I bought this audiobook from Audible and listened to it using the Audible app on my iPhone.
With such high ratings and the endorsement from Neil Gaiman, how could I pass this one up.
I am not sure why, but this book just didn’t work for me. It started out with many small technical problems with the audio, small chirps and crackling, that really distracted me. But even after those issues went away later in the book I still just couldn’t get into it.
The lead character, Tom Carmody, never appealed to me… The book just feels pretentious to me with all the armchair philosophy, puns, and forced wordplay. I can see how this book would be viewed as a precursor to Douglas Adams’ Hitchhiker series, but Mr. Adams was able to do it without pretension, he did it in a way that made it feel natural in a way I do not feel like this book does.
John Hodgman does a good job narrating the book, but it is hard for me to judge as I never could get really involved with the storyline.
I really respect Neil Gaiman and Audible for making audiobooks like this one of stories and authors that many of us have never heard of and look forward to many more of them.
From the publisher:
Award-winning author, narrator, and screenwriter Neil Gaiman personally selected this book, and, using the tools of the Audiobook Creation Exchange (ACX), produced this work for his audiobook label, Neil Gaiman Presents.
A few words from Neil on Dimension of Miracles: “Dimension of Miracles is probably not [Sheckley’s] most famous book…. but I think it’s probably his best-loved book. It’s about the joys and tribulations (mostly the tribulations) of winning the lottery—the galactic lottery—accidentally. And wrongly. Tom Carmody is awarded a remarkable prize, is taken half way across the universe to collect it, finds himself hopelessly lost, and needs to find his way home again to Earth…to this Earth, not an alternate, weirdo Earth. He’s got to get back. And the price is high.
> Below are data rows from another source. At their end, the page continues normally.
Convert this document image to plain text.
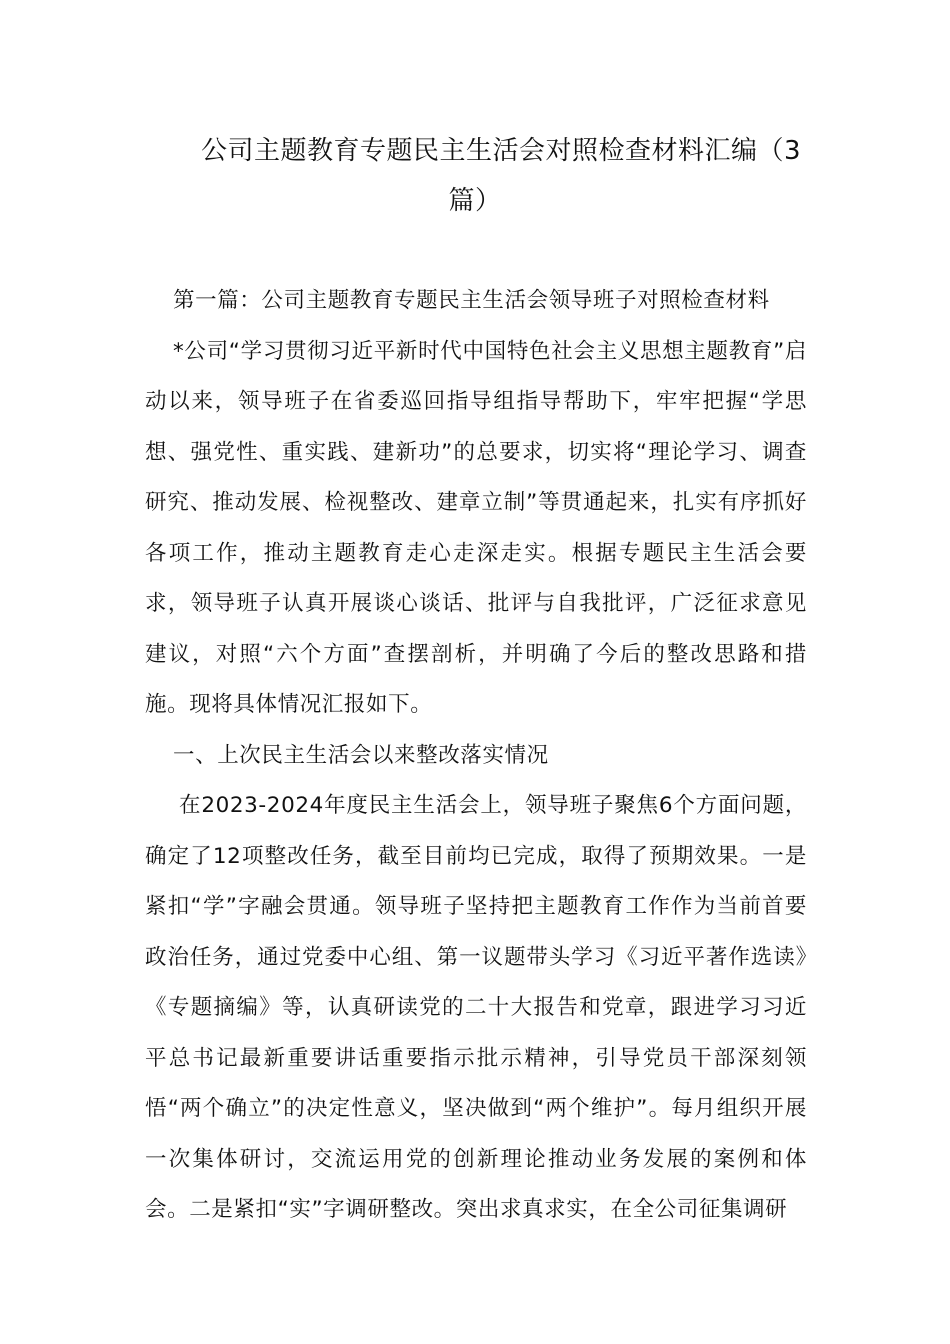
公司主题教育专题民主生活会对照检查材料汇编（3篇）

第一篇：公司主题教育专题民主生活会领导班子对照检查材料

*公司“学习贯彻习近平新时代中国特色社会主义思想主题教育”启动以来，领导班子在省委巡回指导组指导帮助下，牢牢把握“学思想、强党性、重实践、建新功”的总要求，切实将“理论学习、调查研究、推动发展、检视整改、建章立制”等贯通起来，扎实有序抓好各项工作，推动主题教育走心走深走实。根据专题民主生活会要求，领导班子认真开展谈心谈话、批评与自我批评，广泛征求意见建议，对照“六个方面”查摆剖析，并明确了今后的整改思路和措施。现将具体情况汇报如下。

一、上次民主生活会以来整改落实情况

在2023-2024年度民主生活会上，领导班子聚焦6个方面问题，确定了12项整改任务，截至目前均已完成，取得了预期效果。一是紧扣“学”字融会贯通。领导班子坚持把主题教育工作作为当前首要政治任务，通过党委中心组、第一议题带头学习《习近平著作选读》《专题摘编》等，认真研读党的二十大报告和党章，跟进学习习近平总书记最新重要讲话重要指示批示精神，引导党员干部深刻领悟“两个确立”的决定性意义，坚决做到“两个维护”。每月组织开展一次集体研讨，交流运用党的创新理论推动业务发展的案例和体会。二是紧扣“实”字调研整改。突出求真求实，在全公司征集调研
In its style of humor—and even in some of the jokes—Dimension of Miracles is very obviously a precursor of Douglas Adams’ Hitchhiker’s Guide to the Galaxy. Douglas actually hadn’t read Dimension of Miracles until very shortly after Hitchhiker came out, when people pointed him to it, and he told me that he found the experience almost shocking—it was like reading himself. He was a huge admirer of Bob Sheckley and a huge admirer of this book, and in later life, I had the privilege of introducing both of them.
Now the challenge for me with a book this funny, this strange, this perceptive was to try and find a narrator who was as iconic, somebody who could deliver the goods, somebody who could give you a book like this as it deserved to be given. And the first, and the last, and actually the only person to come to mind was John Hodgman. So I asked John, and he said yes! And he did it; he pulled it off. Listening to John—not just the suave, sensible, sane narrator of this book, but all the peculiar accents and incarnations that he is forced to adopt through here—he does it delightfully, he does it brilliantly, he’s really, really funny. And so is this book. Enjoy your journey through a Dimension of Miracles.”
Dimension of Miracles is a satirical science fiction novel first published by Dell in 1968. It’s about Tom Carmody, a New Yorker who, thanks to a computer error, wins the main prize in the Intergalactic Sweepstakes. Tom claims his prize before the error is discovered and is allowed to keep it. However, since Tom is a human from Earth without galactic status and no space traveling experience, he has no homing instinct that can guide him back to Earth once his odyssey begins – and the galactic lottery organizers cannot transport him home. Meanwhile, his removal from Earth has caused a predatory entity to spring into existence – one that pursues and aims to destroy him. Carmody is on the run, and he ends up transporting from Earth to Earth – different phases and realities of the planet, which of course is not the time or condition he expects.
©1968 Robert Sheckley (P)2013 Robert Sheckley
I rate this book a 5 out 10, it just didn’t work for me.